AI Engineer
As an AI Engineer at 60x, you will be the second junior engineer, working closely with the CTO and a senior engineering team to build critical parts of their AI Brain platform. Your responsibilities will span ingestion pipelines, knowledge graph internals (Cypher/Apache AGE), agent infrastructure (LangGraph), and the Next.js product frontend, requiring contributions across both Python backend and TypeScript frontend.
Frontier models now score above 170 on IQ tests. Reasoning isn't the bottleneck. Context is.
The context layer sits between an enterprise's siloed data and the agents that need to act on it. Stuff the context window and you trade quality for cost and latency. Use naive RAG and retrieval breaks the moment the question gets interesting. This gates most enterprise AI deployments we've seen, across private capital, professional services, edtech, and industrial data.

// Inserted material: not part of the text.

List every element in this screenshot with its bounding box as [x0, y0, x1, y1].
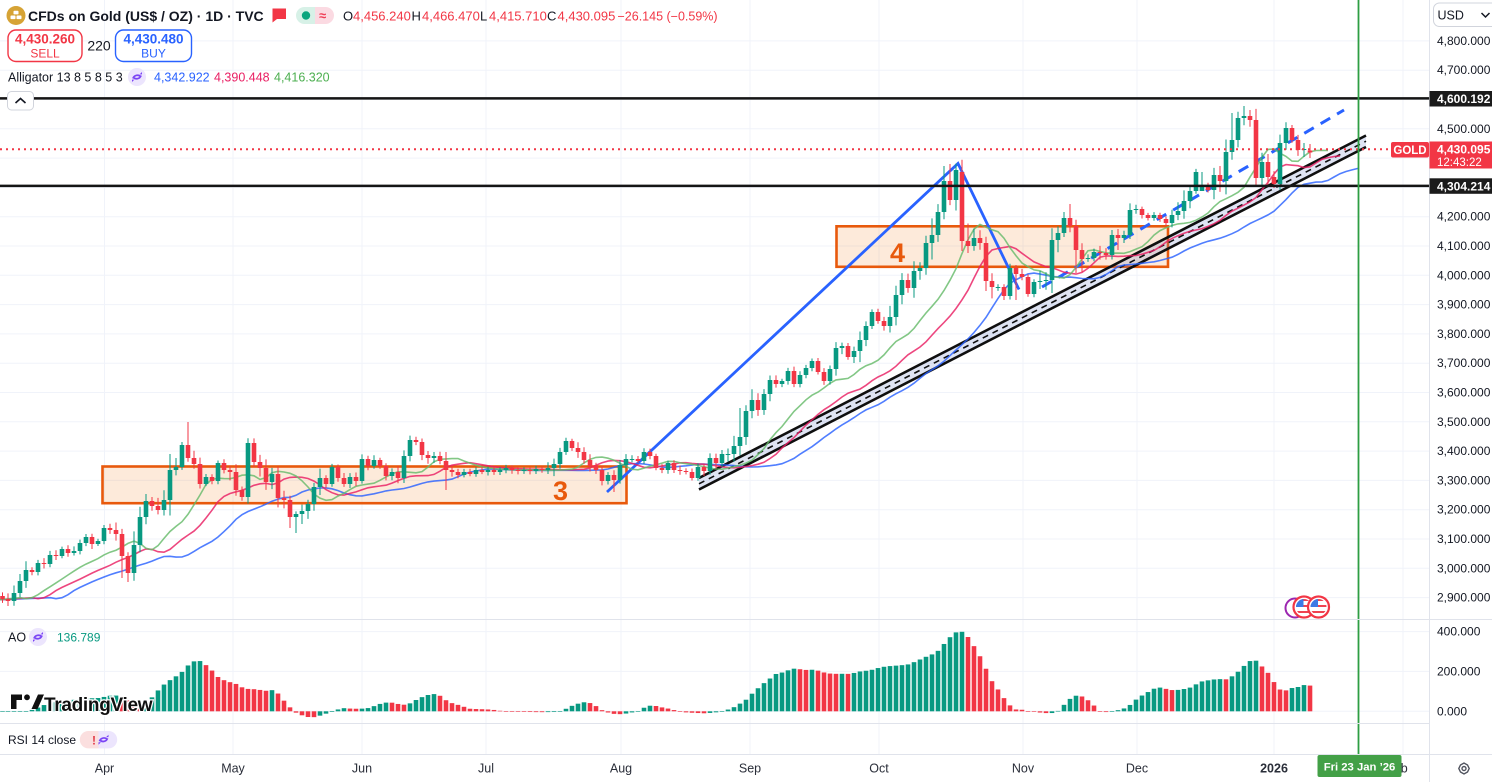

60x solves this. We built AI Brain, a knowledge graph platform engineered backwards from the agentic retrieval problem. Primary entity consolidation, chunk-level provenance, scheduled enrichment, Cypher over Apache AGE. Agents retrieve what they need and the surrounding context, no bloat, no hope-and-pray.
We run a Palantir model for workflows. The platform sits at the centre. Forward-deployed engineers wrap it around enterprise workflows we've templated. We retain each customisation as IP and feed it back into the platform, so each deployment gets faster, margins improve, and the moat widens. Same shape as Palantir's, different domain.
We're at the start. Clients include private capital firms, edtech, automotive data, professional services, and a growing list of global consultancies evaluating us against their internal GPT deployments. In the last two weeks, we shipped a redesigned ingestion pipeline, primary entity extraction with auto-enrichment, and an end-to-end SP500 demo across 500 companies. We move at this pace as a default.
You'll be our second junior engineer, working directly with the CTO and a small senior engineering team on the parts of the platform that decide whether the context layer delivers.
You won't be boxed into a single layer. By month three we'd expect you to have shipped real work in both the Python backend and the TypeScript frontend, and to have opinions about both.